前言
前面说过当paused设置为false,QuartzSchedulerThread才正式启动,我们接着《Quartz与Spring集成——创建调度器》与《Quartz与Spring集成——启动调度器》中QuartzSchedulerThread启动的部分接着展开分析,QuartzSchedulerThread的run方法紧接着会从线程池获取可用的线程数,代码如下:
int availThreadCount = qsRsrcs.getThreadPool().blockForAvailableThreads();
只有availThreadCount大于0时才会进行真正的调度,否则将轮询等待线程的释放。所以我们来看看可用线程数充足的情况下的执行过程。
获取触发器
获取触发器的代码见代码清单1。其中调用了JobStore的acquireNextTriggers方法来获取触发器。
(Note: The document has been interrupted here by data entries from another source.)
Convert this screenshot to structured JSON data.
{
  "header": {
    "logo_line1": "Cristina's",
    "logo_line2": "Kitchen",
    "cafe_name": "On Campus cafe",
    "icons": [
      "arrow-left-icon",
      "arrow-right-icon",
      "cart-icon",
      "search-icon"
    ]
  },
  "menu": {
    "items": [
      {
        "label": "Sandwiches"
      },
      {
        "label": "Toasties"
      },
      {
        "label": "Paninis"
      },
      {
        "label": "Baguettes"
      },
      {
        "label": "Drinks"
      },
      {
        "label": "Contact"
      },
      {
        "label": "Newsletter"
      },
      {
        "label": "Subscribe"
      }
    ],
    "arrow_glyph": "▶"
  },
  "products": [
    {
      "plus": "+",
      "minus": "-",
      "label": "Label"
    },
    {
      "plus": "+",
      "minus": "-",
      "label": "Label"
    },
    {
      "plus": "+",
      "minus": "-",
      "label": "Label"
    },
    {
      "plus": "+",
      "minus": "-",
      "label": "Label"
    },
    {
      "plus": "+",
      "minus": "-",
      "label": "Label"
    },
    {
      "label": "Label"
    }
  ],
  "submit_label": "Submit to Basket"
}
List<OperableTrigger> triggers = null;
long now = System.currentTimeMillis();
clearSignaledSchedulingChange();
try {
triggers = qsRsrcs.getJobStore().acquireNextTriggers(
now + idleWaitTime, Math.min(availThreadCount, qsRsrcs.getMaxBatchSize()), qsRsrcs.getBatchTimeWindow());
lastAcquireFailed = false;
if (log.isDebugEnabled())
log.debug("batch acquisition of " + (triggers == null ? 0 : triggers.size()) + " triggers");
} catch (JobPersistenceException jpe) {
//省略异常信息
} catch (RuntimeException e) {
//省略异常信息
}
以JobStore的实现类LocalDataSourceJobStore来具体看看acquireNextTriggers方法的执行内容。LocalDataSourceJobStore继承了父类JobStoreSupport的acquireNextTriggers方法(见代码清单2),此方法用于从数据源获取触发器。
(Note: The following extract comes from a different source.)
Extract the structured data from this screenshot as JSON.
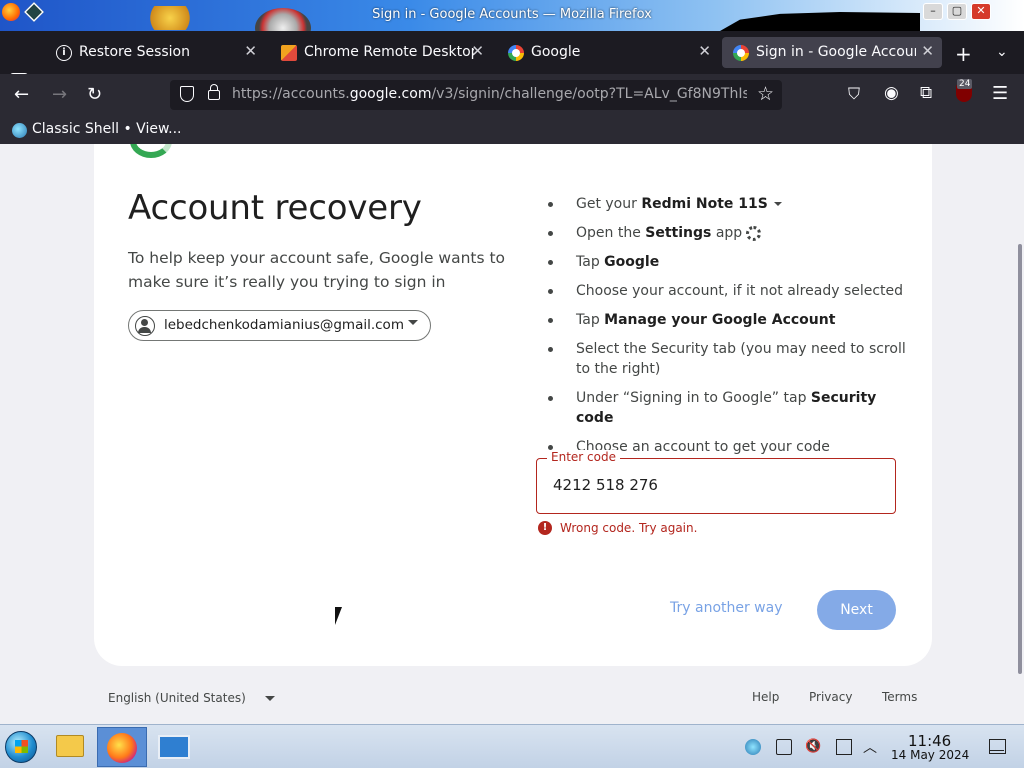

public List<OperableTrigger> acquireNextTriggers(final long noLaterThan, final int maxCount, final long timeWindow)
throws JobPersistenceException {
String lockName;
if(isAcquireTriggersWithinLock() || maxCount > 1) {
lockName = LOCK_TRIGGER_ACCESS;
} else {
lockName = null;
}
return executeInNonManagedTXLock(lockName,
new TransactionCallback<List<OperableTrigger>>() {
public List<OperableTrigger> execute(Connection conn) throws JobPersistenceException {
return acquireNextTrigger(conn, noLaterThan, maxCount, timeWindow);
}
},
new TransactionValidator<List<OperableTrigger>>() {
public Boolean validate(Connection conn, List<OperableTrigger> result) throws JobPersistenceException {
try {
List<FiredTriggerRecord> acquired = getDelegate().selectInstancesFiredTriggerRecords(conn, getInstanceId());
Set<String> fireInstanceIds = new HashSet<String>();
for (FiredTriggerRecord ft : acquired) {
fireInstanceIds.add(ft.getFireInstanceId());
}
for (OperableTrigger tr : result) {
if (fireInstanceIds.contains(tr.getFireInstanceId())) {
return true;
}
}
return false;
} catch (SQLException e) {
throw new JobPersistenceException("error validating trigger acquisition", e);
}
}
});
}
JobStoreSupport的acquireNextTriggers方法,主要调用了executeInNonManagedTXLock方法(见代码清单3),其执行逻辑如下:
- 获取数据库连接;
- 回调txCallback(即代码清单2中的TransactionCallback的匿名类)的execute方法,因此调用了acquireNextTrigger方法获取触发器;
- 调用commitConnection方法提交第2步中的所有sql;
- 返回获取的触发器集合;
protected <T> T executeInNonManagedTXLock(
String lockName,
TransactionCallback<T> txCallback, final TransactionValidator<T> txValidator) throws JobPersistenceException {
boolean transOwner = false;
Connection conn = null;
try {
if (lockName != null) {
// If we aren't using db locks, then delay getting DB connection
// until after acquiring the lock since it isn't needed.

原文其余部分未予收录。